U.S. farmers, the world’s top producers, may harvest 13.983 billion bushels of the grain, according to a Bloomberg News survey before the Department of Agriculture updates its forecast tomorrow. That would be about 0.2 percent less than estimated last month while still 30 percent above the past season’s crop, when production was reduced by drought. Yesterday, corn prices rallied 4.2 percent, the most in 10 weeks, on speculation hot weather in the U.S. would damage crops.
"We do not expect any material surprises in tomorrow’s reports," economist Dennis Gartman said today in his daily Gartman Letter. "Certainly given the seriousness of the recent rally in corn, wheat and soybeans, we cannot imagine the report can be even more supportive."
Corn for delivery in December fell 0.3 percent to $5.2025 a bushel by 7:43 a.m. on the Chicago Board of Trade, after earlier climbing as much as 1.1 percent. Futures traded on volume that was 59 percent above the 100-day average for that time of day, according to data compiled by Bloomberg. Soybeans for November delivery gained 0.3 percent to $12.795 a bushel after rising 3.9 percent in the previous two sessions.

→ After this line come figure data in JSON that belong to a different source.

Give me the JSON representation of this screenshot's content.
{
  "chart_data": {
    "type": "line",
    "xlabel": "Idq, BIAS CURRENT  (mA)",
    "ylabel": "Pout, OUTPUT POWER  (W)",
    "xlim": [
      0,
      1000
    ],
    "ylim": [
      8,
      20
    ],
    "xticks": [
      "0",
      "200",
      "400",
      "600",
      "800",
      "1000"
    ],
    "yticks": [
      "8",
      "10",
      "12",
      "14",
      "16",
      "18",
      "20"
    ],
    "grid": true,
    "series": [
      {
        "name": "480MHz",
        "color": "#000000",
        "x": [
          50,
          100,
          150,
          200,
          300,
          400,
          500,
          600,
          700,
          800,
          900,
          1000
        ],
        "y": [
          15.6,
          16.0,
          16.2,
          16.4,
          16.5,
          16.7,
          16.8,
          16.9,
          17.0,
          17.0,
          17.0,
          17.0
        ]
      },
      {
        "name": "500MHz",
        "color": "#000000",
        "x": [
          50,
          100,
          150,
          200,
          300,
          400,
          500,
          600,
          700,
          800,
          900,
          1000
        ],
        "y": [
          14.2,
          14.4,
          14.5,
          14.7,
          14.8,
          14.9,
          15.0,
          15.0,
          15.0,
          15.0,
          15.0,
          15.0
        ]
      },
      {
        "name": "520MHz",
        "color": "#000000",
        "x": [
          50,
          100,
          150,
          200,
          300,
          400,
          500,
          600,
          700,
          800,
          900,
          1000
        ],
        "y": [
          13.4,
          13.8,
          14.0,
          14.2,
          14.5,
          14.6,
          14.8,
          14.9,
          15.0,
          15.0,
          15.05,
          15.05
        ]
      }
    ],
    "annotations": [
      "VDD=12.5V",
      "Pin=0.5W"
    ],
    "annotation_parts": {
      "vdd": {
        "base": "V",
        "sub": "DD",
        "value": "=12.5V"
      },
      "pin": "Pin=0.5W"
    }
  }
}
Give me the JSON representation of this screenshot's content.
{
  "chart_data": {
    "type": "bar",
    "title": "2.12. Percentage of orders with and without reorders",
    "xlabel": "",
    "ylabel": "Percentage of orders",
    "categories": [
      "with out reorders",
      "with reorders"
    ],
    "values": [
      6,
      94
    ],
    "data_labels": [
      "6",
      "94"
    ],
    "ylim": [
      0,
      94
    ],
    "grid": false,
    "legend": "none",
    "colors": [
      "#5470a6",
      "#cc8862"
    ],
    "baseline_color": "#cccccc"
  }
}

Parts of southern Illinois, the second-largest corn growing state, may see temperatures above 90 degrees Fahrenheit (32 degrees Celsius) today, National Weather Service data show. Areas of the western Midwest and central Great Plains were under a heat advisory, it said.
Wheat for September delivery was little changed at $6.7725 a bushel in Chicago. Milling wheat for November delivery increased 0.4 percent to 197.50 euros ($253) a metric ton on NYSE Liffe in Paris.